The U.S. stock market has rebounded from this month's sharp decline, but upon closer observation, traders are significantly increasing their allocation of safe-haven assets in their portfolios.
The US stock market has rebounded from the lows of the month's sharp decline, but upon closer observation, traders are significantly increasing their allocation of defensive assets in their portfolios.
Despite President Trump's announcement of a 90-day suspension of tariffs on most goods, initially stimulating funds into the riskiest areas of the market, investors opting for safety sectors have actually seen better returns.
Data tracked by Barclays PLC Sponsored ADR shows that on days when the overall market is rising, defensive stock portfolios generally outperform those tied to the economic cycle; and when market sentiment worsens, defensive sectors continue to outperform cyclical stocks.

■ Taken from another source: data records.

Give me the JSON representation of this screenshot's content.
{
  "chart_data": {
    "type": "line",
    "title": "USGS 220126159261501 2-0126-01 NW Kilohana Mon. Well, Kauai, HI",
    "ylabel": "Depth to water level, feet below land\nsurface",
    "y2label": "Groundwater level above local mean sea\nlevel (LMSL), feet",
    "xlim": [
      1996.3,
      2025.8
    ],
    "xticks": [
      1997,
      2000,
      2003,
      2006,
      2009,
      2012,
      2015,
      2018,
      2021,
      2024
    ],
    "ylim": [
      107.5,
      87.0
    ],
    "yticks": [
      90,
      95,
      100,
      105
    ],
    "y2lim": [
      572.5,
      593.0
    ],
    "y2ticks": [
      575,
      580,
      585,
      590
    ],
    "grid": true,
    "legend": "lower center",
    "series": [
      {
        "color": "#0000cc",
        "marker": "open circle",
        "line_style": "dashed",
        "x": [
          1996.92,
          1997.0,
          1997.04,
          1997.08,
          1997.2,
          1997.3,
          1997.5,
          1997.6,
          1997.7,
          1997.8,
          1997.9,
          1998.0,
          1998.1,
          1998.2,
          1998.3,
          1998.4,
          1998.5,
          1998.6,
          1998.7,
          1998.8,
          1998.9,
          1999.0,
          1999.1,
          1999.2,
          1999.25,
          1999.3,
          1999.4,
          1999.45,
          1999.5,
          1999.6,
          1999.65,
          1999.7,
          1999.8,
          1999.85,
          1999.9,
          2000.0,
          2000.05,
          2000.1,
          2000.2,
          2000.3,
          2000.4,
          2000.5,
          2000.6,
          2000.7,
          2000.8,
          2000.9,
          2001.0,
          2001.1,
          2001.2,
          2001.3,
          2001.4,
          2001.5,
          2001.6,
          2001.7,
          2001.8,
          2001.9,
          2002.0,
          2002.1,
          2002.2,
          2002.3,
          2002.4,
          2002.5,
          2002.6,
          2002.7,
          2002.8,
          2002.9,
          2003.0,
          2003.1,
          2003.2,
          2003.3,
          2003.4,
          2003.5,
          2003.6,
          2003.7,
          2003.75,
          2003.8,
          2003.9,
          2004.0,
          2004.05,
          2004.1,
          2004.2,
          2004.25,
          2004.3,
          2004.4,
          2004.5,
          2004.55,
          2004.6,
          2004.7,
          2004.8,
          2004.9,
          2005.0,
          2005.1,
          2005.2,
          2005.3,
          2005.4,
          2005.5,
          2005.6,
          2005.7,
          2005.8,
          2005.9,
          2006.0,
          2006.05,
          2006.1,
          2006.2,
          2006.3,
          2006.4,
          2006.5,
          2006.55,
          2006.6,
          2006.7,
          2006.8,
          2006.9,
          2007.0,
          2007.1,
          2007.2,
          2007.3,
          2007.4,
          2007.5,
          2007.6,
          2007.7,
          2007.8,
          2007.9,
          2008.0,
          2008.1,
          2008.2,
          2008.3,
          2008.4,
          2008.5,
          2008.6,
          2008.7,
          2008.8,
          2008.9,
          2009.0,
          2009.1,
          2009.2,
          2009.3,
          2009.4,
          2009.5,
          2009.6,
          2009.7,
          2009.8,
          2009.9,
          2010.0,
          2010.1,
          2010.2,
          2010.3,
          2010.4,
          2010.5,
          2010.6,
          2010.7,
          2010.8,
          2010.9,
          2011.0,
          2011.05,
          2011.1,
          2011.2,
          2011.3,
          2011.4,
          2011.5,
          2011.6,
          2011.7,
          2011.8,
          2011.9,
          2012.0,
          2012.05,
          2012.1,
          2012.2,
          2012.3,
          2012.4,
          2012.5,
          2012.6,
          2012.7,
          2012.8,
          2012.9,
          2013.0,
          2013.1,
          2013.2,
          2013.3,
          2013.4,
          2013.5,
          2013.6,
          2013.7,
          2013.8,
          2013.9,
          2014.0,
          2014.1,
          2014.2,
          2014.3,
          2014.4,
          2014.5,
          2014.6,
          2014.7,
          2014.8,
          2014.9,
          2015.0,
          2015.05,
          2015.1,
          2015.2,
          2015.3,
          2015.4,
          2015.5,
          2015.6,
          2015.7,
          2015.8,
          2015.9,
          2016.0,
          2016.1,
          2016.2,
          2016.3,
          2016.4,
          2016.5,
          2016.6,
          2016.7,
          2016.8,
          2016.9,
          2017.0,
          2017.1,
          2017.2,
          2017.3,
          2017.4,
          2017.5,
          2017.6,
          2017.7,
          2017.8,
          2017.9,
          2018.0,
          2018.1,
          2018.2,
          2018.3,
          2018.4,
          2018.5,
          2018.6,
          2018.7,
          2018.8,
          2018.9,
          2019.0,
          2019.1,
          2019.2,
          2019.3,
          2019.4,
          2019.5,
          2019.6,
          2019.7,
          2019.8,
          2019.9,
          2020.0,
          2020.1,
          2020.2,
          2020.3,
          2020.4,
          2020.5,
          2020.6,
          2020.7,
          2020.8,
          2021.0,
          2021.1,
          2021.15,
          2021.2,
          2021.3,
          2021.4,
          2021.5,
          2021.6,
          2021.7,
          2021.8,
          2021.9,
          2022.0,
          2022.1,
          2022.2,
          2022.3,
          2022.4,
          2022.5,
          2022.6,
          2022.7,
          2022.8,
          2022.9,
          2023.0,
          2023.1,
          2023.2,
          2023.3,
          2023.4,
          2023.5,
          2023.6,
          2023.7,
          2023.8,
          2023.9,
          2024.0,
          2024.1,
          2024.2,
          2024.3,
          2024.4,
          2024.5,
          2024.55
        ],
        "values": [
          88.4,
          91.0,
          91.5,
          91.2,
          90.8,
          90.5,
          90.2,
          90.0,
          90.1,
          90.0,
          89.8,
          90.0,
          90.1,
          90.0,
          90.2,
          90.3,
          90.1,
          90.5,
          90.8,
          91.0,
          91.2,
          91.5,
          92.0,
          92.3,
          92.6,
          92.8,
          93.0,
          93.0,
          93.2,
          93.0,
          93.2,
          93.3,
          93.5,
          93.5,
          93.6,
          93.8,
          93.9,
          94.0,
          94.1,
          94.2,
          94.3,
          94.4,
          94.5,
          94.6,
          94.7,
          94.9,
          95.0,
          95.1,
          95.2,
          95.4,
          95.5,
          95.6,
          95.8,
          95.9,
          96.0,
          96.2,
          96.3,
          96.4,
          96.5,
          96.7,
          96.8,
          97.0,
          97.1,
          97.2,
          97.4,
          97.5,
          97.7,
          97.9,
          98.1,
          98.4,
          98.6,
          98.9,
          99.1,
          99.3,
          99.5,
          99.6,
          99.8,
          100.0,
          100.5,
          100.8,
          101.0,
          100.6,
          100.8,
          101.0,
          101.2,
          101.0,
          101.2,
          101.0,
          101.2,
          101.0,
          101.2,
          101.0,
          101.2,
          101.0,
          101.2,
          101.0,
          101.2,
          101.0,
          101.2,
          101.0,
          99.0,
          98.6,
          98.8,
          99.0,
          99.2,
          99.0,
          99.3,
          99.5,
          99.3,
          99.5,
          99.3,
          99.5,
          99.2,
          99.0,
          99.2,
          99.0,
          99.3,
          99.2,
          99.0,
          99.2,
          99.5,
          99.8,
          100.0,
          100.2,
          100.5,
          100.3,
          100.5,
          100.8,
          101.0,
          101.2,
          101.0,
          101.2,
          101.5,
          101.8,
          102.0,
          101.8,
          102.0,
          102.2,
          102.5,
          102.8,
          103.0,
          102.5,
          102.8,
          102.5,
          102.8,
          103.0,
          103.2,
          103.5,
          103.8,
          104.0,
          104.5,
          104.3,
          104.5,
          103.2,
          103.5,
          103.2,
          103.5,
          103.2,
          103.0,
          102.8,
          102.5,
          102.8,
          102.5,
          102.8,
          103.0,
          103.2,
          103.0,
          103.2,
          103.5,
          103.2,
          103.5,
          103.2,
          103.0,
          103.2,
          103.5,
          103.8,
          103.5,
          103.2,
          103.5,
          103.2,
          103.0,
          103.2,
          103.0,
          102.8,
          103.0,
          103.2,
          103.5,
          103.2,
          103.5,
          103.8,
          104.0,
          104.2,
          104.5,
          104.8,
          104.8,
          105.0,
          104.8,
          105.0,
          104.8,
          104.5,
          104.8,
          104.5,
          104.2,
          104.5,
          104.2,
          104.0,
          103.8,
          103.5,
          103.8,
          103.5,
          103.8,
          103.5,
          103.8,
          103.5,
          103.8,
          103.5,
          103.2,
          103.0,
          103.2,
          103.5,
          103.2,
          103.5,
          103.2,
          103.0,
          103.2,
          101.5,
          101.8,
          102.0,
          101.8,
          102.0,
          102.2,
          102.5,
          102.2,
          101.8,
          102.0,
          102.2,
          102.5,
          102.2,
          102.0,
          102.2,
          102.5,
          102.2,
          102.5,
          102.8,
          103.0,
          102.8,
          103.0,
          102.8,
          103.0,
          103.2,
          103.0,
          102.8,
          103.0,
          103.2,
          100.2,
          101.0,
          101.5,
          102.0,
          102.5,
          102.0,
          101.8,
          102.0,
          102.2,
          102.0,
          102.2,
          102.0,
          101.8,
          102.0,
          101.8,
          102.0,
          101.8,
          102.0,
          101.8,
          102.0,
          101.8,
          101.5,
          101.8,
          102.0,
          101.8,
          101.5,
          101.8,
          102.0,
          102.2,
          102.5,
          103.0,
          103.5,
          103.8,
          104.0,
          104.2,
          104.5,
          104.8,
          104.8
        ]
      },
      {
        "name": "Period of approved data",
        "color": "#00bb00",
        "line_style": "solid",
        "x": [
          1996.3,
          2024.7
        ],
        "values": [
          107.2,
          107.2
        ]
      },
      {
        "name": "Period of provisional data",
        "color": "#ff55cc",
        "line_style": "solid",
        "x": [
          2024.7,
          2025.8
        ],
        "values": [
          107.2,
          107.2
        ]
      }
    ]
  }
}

Similar trends can also be seen in the comparison between the financial health of strong and weak companies. On the day the tariff suspension news was announced on April 9th, both types of stocks saw double-digit rebounds. However, since then, the stock prices of the financially weakest companies have fallen by 3.3%, underperforming those with healthier balance sheets.
This defensive preference highlights that the current market rebound has by no means formed a risk appetite sentiment, making it difficult to support sustained growth.
Keith Lerner, Co-Chief Investment Officer at Truist Advisory Services, said, "The market is turning to traditional defensive strategies." Positioning in defensive sectors is "a way to hide in the storm until investors see clearer prospects."
Lerner said that weeks ago, he was already over-weighting utility stocks, as this sector is less impacted by tariffs. He added that this was part of his overall reallocation to defensive assets.
Industries such as utilities, consumer staples, and healthcare often show the most resilience during economic downturns, providing stable profits and relatively steady returns. Data from Bank of America Corp on April 15th also showed that since the market downturn began, funds have continued to flow into defensive sectors like materials and healthcare.
Manish Sinha, Managing Director specializing in stock factors and macro strategic sales and trading at J.P. Morgan Securities, stated in a report to clients on April 16th that the tilt towards defensive companies reflects changes in market behavior and the dynamics of risk-return.
This shift is particularly evident in the artificial intelligence sector - these engines of growth in the past two years have recently plummeted significantly, with NVIDIA Corporation (NVDA.US) and AMD (AMD.US) stocks being impacted by tariff developments, while ASML Holding NV ADR (ASML.US)'s disappointing financial report further dampened market sentiment.
Dave Mazza, CEO of Roundhill Investments, said, "Companies in high-growth areas are struggling, as their fate is momentarily out of their control. Investors are preparing for more stock market turbulence by shifting to defensive sectors."